Anche la concreta struttura del luogo, dunque, è conformata a rendere visibile, ad indicare agli occhi e alla mente dei fedeli la nuova vita in Cristo, alla quale si accede attraverso il sacramento del battesimo: “L’edificio a otto nicchie è stato innalzato per gli usi sacri / il fonte ottagono è degno di questo dono. / È stato opportuno che su questo numero sorgesse l’aula del sacro battesimo / per il quale ai popoli è stata ridata la vera salvezza / nella luce di Cristo risorgente […]” (versi attribuiti a sant’Ambrogio).

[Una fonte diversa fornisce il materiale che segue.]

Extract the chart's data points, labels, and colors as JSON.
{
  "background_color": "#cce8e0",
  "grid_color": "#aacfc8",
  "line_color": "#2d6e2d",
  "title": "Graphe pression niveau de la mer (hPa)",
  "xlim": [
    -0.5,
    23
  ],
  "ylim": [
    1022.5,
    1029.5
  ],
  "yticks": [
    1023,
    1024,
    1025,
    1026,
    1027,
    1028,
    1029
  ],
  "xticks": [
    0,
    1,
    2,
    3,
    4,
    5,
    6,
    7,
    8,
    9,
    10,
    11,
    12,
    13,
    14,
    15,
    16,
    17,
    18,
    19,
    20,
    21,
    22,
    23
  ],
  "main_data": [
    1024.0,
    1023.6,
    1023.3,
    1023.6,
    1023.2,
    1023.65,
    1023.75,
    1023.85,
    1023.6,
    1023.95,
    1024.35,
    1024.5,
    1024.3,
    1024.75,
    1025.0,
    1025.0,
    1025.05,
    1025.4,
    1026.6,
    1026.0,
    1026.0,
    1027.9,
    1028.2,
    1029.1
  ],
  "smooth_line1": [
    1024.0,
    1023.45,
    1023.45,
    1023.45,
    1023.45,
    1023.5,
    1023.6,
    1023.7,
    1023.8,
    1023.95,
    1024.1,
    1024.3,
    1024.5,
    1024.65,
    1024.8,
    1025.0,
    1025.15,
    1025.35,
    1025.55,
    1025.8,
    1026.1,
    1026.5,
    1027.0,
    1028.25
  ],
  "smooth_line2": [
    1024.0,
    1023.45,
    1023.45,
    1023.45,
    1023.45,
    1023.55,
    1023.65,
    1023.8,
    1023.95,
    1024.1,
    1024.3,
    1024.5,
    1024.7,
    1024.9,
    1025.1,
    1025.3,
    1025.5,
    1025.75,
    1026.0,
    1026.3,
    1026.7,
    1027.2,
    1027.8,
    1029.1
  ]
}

Non si è conservato il sistema di adduzione dell’acqua. Se pensiamo al sistema ideato dal vescovo Eustorgio nel battistero di Milano, con l’acqua che fluiva da alcune tubature poste sulle colonne, oppure al battistero Lateranense, dove l’acqua zampillava da alcune statue a forma di cervo, il sistema di questo battistero doveva essere altrettanto grandioso.
I lati lunghi della vasca sono rivestiti da grandi lastre in marmo su cui è incisa una croce gemmata, mentre i lati brevi presentano motivi geometrici. Le incisioni erano riempite di stucco colorato, secondo la tecnica detta champlevé, della quale si conserva ancora qualche labile traccia.